Anthony M. Bottenfield, associate at Cohen Seglias contributed to this post.
The New Jersey Supreme Court recently issued a unanimous opinion that will impact anyone who eliminates evidence of alleged construction defects before providing an opportunity for contractors or design professionals to inspect those defects, even where such “elimination” occurs accidentally. In Robertet Flavors, Inc. v. Tri-Form Construction, Inc., the Court clarified the New Jersey standard for spoliation with a comprehensive and lengthy opinion that affects owners, contractors and design professionals operating in the state. Spoliation is when a party repairs or makes a material alteration to the work, destroying evidence of the defect.
Disputes often arise regarding the quality of work on construction projects. When these disagreements happen, the normal process is for the owner and contractor to meet to inspect the allegedly defective work. Next, some type of plan is typically agreed upon to correct the defect. Before responsibility for the cost of repair is determined, both parties are entitled to inspect any defects before they are repaired.
The lesson of the Robertet case is that severe penalties – such as a court blocking all of the evidence relating to the removal, inspection, and remediation of the defect – can result when an entity is deprived of the right to investigate allegedly defective work.
Background of the Case
This case involved the construction of a new commercial building that included curtainwall and strip window systems. Once the owner occupied the building, it noticed that substantial leaking occurred around the strip windows, and contacted the glass company that installed them. The glass company investigated and attempted to repair the problems but the leaks continued. After two years, the owner hired a private consultant who recommended that the windows, inside walls, insulation, and carpeting be replaced. The owner agreed with this assessment but unfortunately did not share its plans with the glass company.
The owner filed suit in January 2002, and the glass company served its answer two months later. Even though the suit was underway, the owner’s counsel failed to notify the glass company’s counsel about the consultant’s investigations, mold discovery, or the owner’s plan to replace the strip windows. The owner began the remediation process on December 13, 2002, but did not notify the glass company until three weeks before it was finished. The glass company demanded that the remediation stop and that they be given an opportunity to inspect the allegedly defective work. The owner denied the glass company’s request, claiming that halting the process would be impractical.
During litigation, the glass company filed a motion to stop the owner from testifying about the installation of the strip windows. The glass company claimed it had been unfairly prejudiced because it had no opportunity to inspect the condition that resulted from the leaky windows. In reviewing the case, the Court provided a thorough discussion of the construction industry and spoliation of evidence before concluding that the owner could proceed with its claim, but only in a limited capacity, making its case much more difficult to prove. As a result, the owner was barred from presenting any evidence relating to the removal of the windows, discovery of the mold, and installation of the replacement windows, and was only permitted to present evidence relating to the condition and inspection of the windows prior to remediation.
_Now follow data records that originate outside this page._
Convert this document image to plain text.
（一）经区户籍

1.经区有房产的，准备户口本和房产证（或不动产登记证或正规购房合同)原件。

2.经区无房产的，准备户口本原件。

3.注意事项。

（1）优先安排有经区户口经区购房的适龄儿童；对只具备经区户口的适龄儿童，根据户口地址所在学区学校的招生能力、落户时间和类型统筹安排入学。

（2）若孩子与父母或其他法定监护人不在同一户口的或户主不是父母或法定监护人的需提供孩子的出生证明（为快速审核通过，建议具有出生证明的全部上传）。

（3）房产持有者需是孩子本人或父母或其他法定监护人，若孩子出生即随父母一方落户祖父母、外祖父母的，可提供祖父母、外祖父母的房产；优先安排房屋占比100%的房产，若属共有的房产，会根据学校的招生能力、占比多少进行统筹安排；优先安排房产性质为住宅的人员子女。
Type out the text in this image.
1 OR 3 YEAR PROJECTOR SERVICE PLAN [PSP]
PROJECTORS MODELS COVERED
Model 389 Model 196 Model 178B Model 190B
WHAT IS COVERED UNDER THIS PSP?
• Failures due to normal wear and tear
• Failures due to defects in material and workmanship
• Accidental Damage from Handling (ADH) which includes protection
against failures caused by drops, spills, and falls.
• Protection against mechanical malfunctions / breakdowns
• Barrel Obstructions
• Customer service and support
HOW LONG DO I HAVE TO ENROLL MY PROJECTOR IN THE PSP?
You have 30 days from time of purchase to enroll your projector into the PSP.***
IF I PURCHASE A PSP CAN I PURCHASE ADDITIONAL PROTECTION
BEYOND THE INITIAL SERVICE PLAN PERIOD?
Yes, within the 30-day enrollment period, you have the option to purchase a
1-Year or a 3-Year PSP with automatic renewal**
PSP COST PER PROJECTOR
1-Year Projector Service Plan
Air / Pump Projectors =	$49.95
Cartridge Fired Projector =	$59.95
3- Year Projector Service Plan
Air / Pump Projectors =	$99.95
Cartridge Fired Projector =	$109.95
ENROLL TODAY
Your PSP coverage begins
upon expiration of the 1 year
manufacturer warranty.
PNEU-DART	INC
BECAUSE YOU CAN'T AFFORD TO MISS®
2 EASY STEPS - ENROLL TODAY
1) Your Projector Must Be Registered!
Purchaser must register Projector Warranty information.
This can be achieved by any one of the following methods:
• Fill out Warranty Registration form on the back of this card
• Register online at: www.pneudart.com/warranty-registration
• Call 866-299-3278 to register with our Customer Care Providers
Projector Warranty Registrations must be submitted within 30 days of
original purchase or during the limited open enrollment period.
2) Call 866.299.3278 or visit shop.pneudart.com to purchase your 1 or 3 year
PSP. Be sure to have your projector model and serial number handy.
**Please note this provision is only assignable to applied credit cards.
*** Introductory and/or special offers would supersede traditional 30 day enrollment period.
Outcome of the Robertet Case
This decision serves as a cautionary tale for all parties in construction projects. Owners must make sure that all affected parties are given notice of any alleged defects and/or plans to remediate such defects. Contractors also have an obligation to be proactive during the evidence gathering stages. This case makes it clear that when spoliation occurs, a party may not automatically be blocked from recovering for, or defending against, alleged construction defects; however harsh penalties may apply.